Saga Choreography Pattern


Saga choreography distributes saga execution across participating services through event-driven coordination. There is no central coordinator — each service performs its local transaction, publishes an event, and subscribes to events that trigger its next action. This decentralized approach maximizes autonomy and minimizes coupling, making it attractive for systems where team independence and service evolution are paramount.

In a choreographed saga, each service owns its part of the workflow. When the Order Service creates an order, it publishes OrderCreated. The Payment Service subscribes to OrderCreated, processes payment, and publishes PaymentProcessed. The Inventory Service subscribes to PaymentProcessed, reserves stock, and publishes InventoryReserved. The Shipping Service subscribes to InventoryReserved and schedules shipment. The workflow emerges from these chains of reactions.

The strength of choreography is that each service only knows about its own domain events. New services can be added by subscribing to existing events and publishing new ones — no existing service needs to change. This makes choreography highly extensible and aligned with bounded context boundaries. Each team can evolve its service independently as long as event contracts remain compatible.

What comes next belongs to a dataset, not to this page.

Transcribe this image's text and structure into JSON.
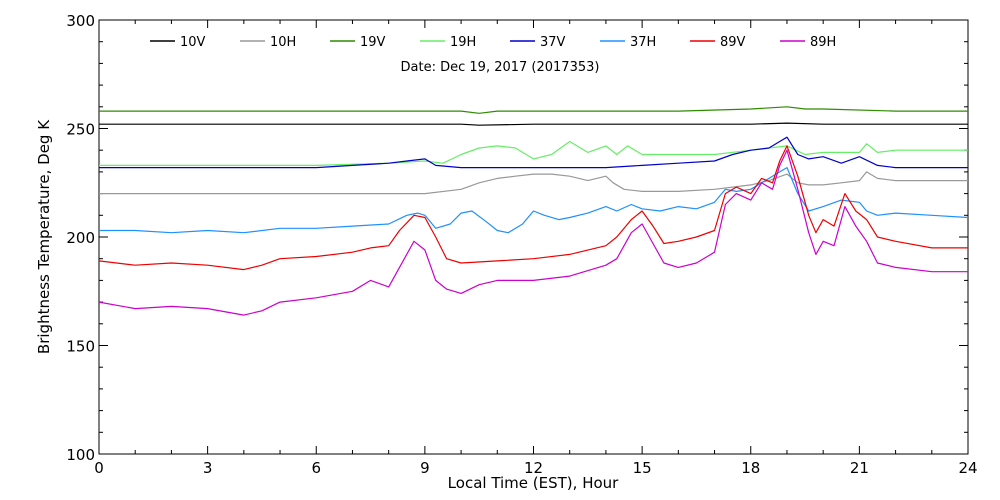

Error handling in choreography is decentralized but nontrivial. If the Payment Service fails, it publishes PaymentFailed. The Inventory Service must subscribe to PaymentFailed and compensate by releasing the reserved stock. This means each service must know about and handle failure events for the services it depends on. The compensation logic is distributed across services rather than centralized, making it harder to verify correctness.

Consider the order cancellation scenario. The Order Service publishes OrderCancelled. The Payment Service initiates a refund. The Inventory Service releases stock. The Shipping Service cancels the shipment if not yet dispatched. Each service independently handles cancellation. If any compensation fails, that service must retry or escalate. There is no central authority that can enforce the complete compensation sequence.

Monitoring is the most significant challenge. In a choreographed saga, there is no single place to observe the saga's progress. The overall workflow must be reconstructed by correlating events from all participating services. This requires a centralized event store or tracing infrastructure that captures all events with correlation IDs. Tools like event store databases or log aggregators can reconstruct saga state, but this is reactive — the actual workflow execution is still opaque at runtime.

Debugging failures requires correlating events across service boundaries. When a saga stalls — a step does not produce the expected event — the cause may be in any participating service. The monitoring team must trace through event logs to find the missing event. This is significantly harder than checking the orchestrator's state in an orchestrated saga.

When should choreography be preferred over orchestration? Choreography suits sagas with few participants (two or three services), simple compensation logic, and mature event infrastructure. It is ideal when services are owned by independent teams that want to minimize cross-team coordination. It also works well for long-running sagas where the orchestrator would become a bottleneck or single point of failure.

Domain characteristics matter. Sagas where each step is independently useful and compensatable lend themselves to choreography. Sagas that require conditional branching or complex coordination logic are better served by orchestration. A good rule of thumb: if you can describe the saga as a simple linear chain of events, choreography may suffice. If the saga requires any "or," "if," or "while" logic, orchestration is safer.

Production experience suggests starting with orchestration for critical workflows and moving to choreography only when the team demonstrates mature event handling patterns and monitoring infrastructure. The implicit nature of choreographed workflows demands operational maturity that many teams underestimate.